Toscana

Commercio e turismo: persi 11 mila posti di lavoro. Confcommercio: rischio collasso

La politica non metta in liquidazione le imprese. È questo lo slogan lanciato da Rete Imprese per la giornata di mobilitazione nazionale. L’obiettivo è mettere in evidenza la situazione di assoluta difficoltà che stanno attraversando le imprese – come dimostra il fatto che nel 2012 ha chiuso un’impresa ogni minuto – e l’impoverimento del tessuto socioeconomico a causa della crisi.

Più precisamente tra gennaio e settembre del 2012 il commercio in Toscana ha perduto 1751 imprese su un totale di 101.429, cui si assommano le altre 432 dei servizi di alloggio e ristorazione su 30.518. Ciò significa che nel complesso il settore commercio e turismo in 9 mesi ha visto chiudere quasi 2.200 imprese, che tradotto in unità lavorative significa 11 mila posti perduti solo nel commercio e nel turismo, cioè 30 ogni giorno. Per questo motivo l’obiettivo prioritario irrinunciabile di politica economica per chiunque governi a tutti i livelli deve essere l’impresa.

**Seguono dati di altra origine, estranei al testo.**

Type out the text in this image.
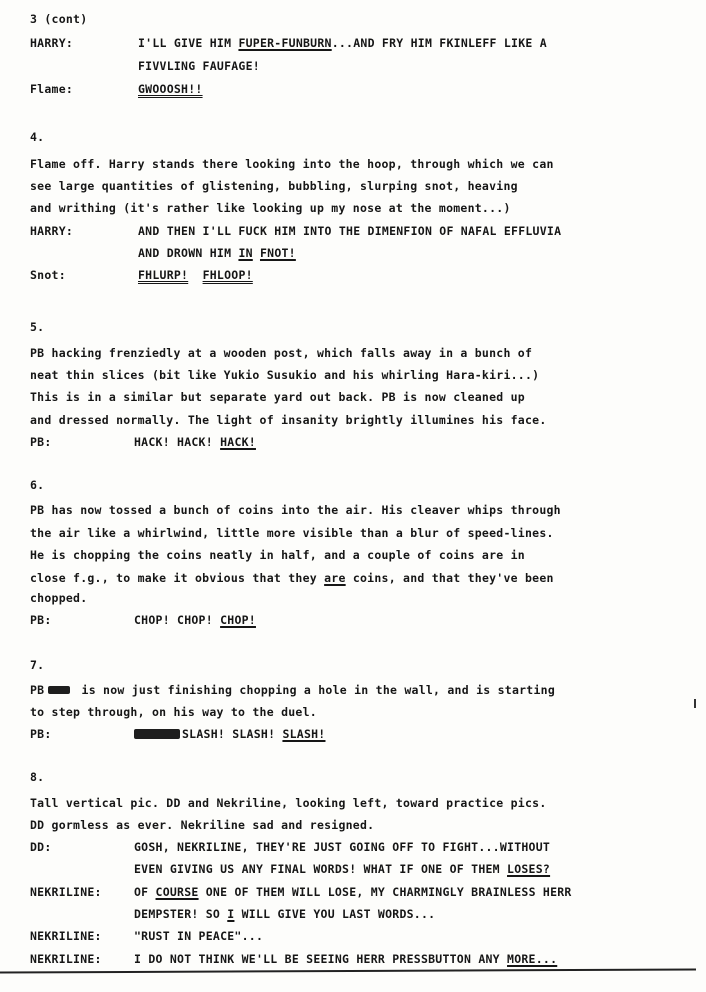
3 (cont)
HARRY:	I'LL GIVE HIM FUPER-FUNBURN...AND FRY HIM FKINLEFF LIKE A
FIVVLING FAUFAGE!
Flame:	GWOOOSH!!
4.
Flame off. Harry stands there looking into the hoop, through which we can
see large quantities of glistening, bubbling, slurping snot, heaving
and writhing (it's rather like looking up my nose at the moment...)
HARRY:	AND THEN I'LL FUCK HIM INTO THE DIMENFION OF NAFAL EFFLUVIA
AND DROWN HIM IN FNOT!
Snot:	FHLURP! FHLOOP!
5.
PB hacking frenziedly at a wooden post, which falls away in a bunch of
neat thin slices (bit like Yukio Susukio and his whirling Hara-kiri...)
This is in a similar but separate yard out back. PB is now cleaned up
and dressed normally. The light of insanity brightly illumines his face.
PB:	HACK! HACK! HACK!
6.
PB has now tossed a bunch of coins into the air. His cleaver whips through
the air like a whirlwind, little more visible than a blur of speed-lines.
He is chopping the coins neatly in half, and a couple of coins are in
close f.g., to make it obvious that they are coins, and that they've been
chopped.
PB:	CHOP! CHOP! CHOP!
7.
PB	is now just finishing chopping a hole in the wall, and is starting
to step through, on his way to the duel.
PB:	SLASH! SLASH! SLASH!
8.
Tall vertical pic. DD and Nekriline, looking left, toward practice pics.
DD gormless as ever. Nekriline sad and resigned.
DD:	GOSH, NEKRILINE, THEY'RE JUST GOING OFF TO FIGHT...WITHOUT
EVEN GIVING US ANY FINAL WORDS! WHAT IF ONE OF THEM LOSES?
NEKRILINE:	OF COURSE ONE OF THEM WILL LOSE, MY CHARMINGLY BRAINLESS HERR
DEMPSTER! SO I WILL GIVE YOU LAST WORDS...
NEKRILINE:	"RUST IN PEACE"...
NEKRILINE:	I DO NOT THINK WE'LL BE SEEING HERR PRESSBUTTON ANY MORE...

«Non possiamo assistere impassibili a questa emorragia di imprese che sta impoverendo il tessuto economico di una regione considerata da sempre una delle più ricche sotto il profilo qualitativo. Per questo intendiamo chiedere con forza alle istituzioni, nazionali e locali, di adoperarsi per intraprendere tutte le misure possibili di sostegno. Ogni giorno si chiudono altre imprese – dichiara il presidente di Confcommercio Toscana, Stefano Bottai – e ogni giorno si introducono nuove tasse e gabelle. Si aumenta l’Iva, si vara una nuova tassa sui rifiuti decisamente più gravosa di quelle attuali, si rincara il costo dei servizi energetici. Poi ci si chiede come mai le entrate tributarie non coincidano con le attese. Sir Winston Churchill diceva che una nazione che si tassa nella speranza di diventare prospera è come un uomo in piedi in un secchio che cerca di sollevarsi tirando il manico. Ebbene il secchio, se nessuno se ne fosse accorto, ora si sta rompendo. Dobbiamo invertire la tendenza se non vogliamo ridurci in uno stato di povertà diffusa. E dobbiamo farlo proprio dando respiro alle imprese, facendo ripartire i consumi e quindi stimolando nuove assunzioni».